A Bipolar 1 diagnosis does not require a history of any depressive episode (symptoms similar to clinical depression). A Bipolar 2 diagnosis requires at least one depressive episode in the life of the patient.
To be diagnosed with Bipolar 1, you need to have had at least one full-blown manic episode, including symptoms of increased energy, outgoingness and eventually paranoia.
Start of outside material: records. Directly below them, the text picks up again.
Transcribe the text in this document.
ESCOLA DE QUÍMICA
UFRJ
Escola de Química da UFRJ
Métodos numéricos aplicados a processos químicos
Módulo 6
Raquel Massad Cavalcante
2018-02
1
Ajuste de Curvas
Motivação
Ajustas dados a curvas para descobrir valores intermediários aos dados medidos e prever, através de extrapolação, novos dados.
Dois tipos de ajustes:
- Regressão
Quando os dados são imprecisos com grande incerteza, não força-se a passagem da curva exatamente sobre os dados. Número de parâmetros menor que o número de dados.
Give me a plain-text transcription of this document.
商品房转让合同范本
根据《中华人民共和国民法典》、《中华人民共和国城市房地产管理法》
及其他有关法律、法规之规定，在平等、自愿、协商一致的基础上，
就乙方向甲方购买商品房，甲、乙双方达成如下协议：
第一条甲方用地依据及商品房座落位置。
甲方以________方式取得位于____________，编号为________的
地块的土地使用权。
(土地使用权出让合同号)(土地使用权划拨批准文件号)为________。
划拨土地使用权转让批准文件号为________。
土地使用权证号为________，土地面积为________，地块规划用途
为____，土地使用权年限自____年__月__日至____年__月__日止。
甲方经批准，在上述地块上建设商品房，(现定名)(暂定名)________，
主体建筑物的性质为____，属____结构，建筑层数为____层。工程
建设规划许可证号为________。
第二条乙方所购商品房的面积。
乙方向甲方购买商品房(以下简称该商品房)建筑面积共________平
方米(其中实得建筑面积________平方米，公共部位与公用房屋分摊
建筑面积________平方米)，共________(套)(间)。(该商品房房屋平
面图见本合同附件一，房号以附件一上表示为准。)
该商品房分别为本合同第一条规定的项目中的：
People who have Bipolar 2 do not have full manic episodes. Instead, they have hypomanic episodes that lack hallucinations and paranoia.
A mixed episode includes symptoms from both manic and depressive episodes. Bipolar 1 patients can have these episodes; Bipolar 2 patients do not have mixed episodes.
People who have Bipolar 1 usually have only one manic or depressive episode per year if the condition is left untreated. People who have Bipolar 2 can have up to four episodes annually, on average.
One similarity is the risk of attempting suicide. One-fourth of people who have some type of bipolar disorder that is not being treated will attempt suicide at some point in their lives. About 15% of patients are successful.